Bush is requiring his executive office staff to attend refresher courses on ethics and handling classified materials, according to a White House memo.
Staff members with security clearances will attend mandatory sessions next week, and those without security clearances will attend mandatory sessions the following week.
The refresher course comes as Bush's top aide, Karl Rove, is under investigation and as Vice President Dick Cheney's former chief of staff, I. Lewis "Scooter" Libby, faces indictments in connection with the outing of a CIA operative.

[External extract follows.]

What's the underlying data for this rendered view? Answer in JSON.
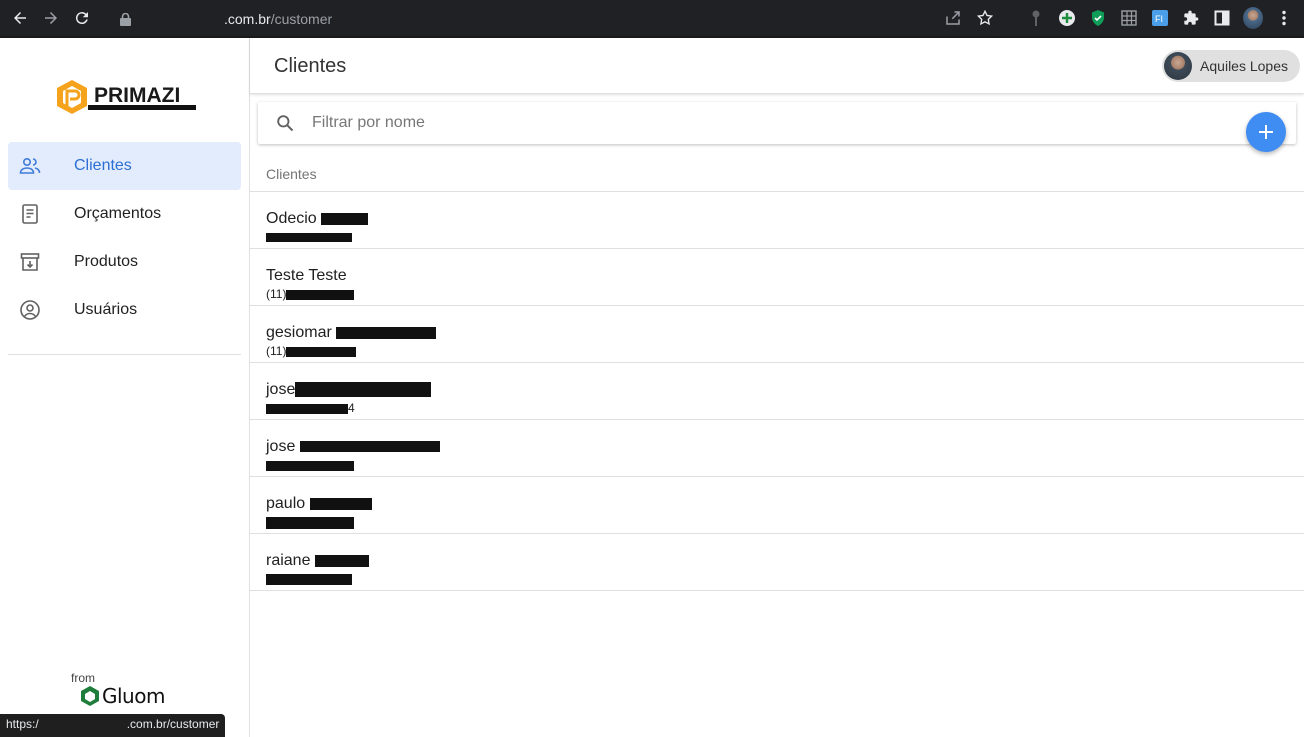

Bush has declined to talk publicly about the investigation. On Friday, he deflected questions about Libby and Rove at the Summit of the Americas in Argentina.
Arrrrgggghhhhhhhhhhhhh.
Edited to add -
McCain to add anti-torture rider to all legislation
WASHINGTON - Girding for a potential fight with the Bush administration, supporters of a ban on torturing prisoners of war by U.S. interrogators threatened Friday to include the prohibition in nearly every bill the Senate considers until it becomes law.
Speaking from the Senate floor, McCain said, "If necessary - and I sincerely hope it is not - I and the co-sponsors of this amendment will seek to add it to every piece of important legislation voted on in the Senate until the will of a substantial bipartisan majority in both houses of Congress prevails. Let no one doubt our determination."
The ban would establish the Army Field Manual as the guiding authority in interrogations and prohibit "cruel, inhumane, and degrading treatment" of prisoners.
The Bush administration has sought to exempt the CIA from the ban.
Opponents of the McCain language contend that setting no-torture ground rules would signal to prisoners that they have little to fear during interrogations, discouraging them from providing information.
The prisoners "can, apparently, be treated inhumanely," McCain said. "This means that America is the only country in the world that asserts a legal right to engage in cruel and inhumane treatment."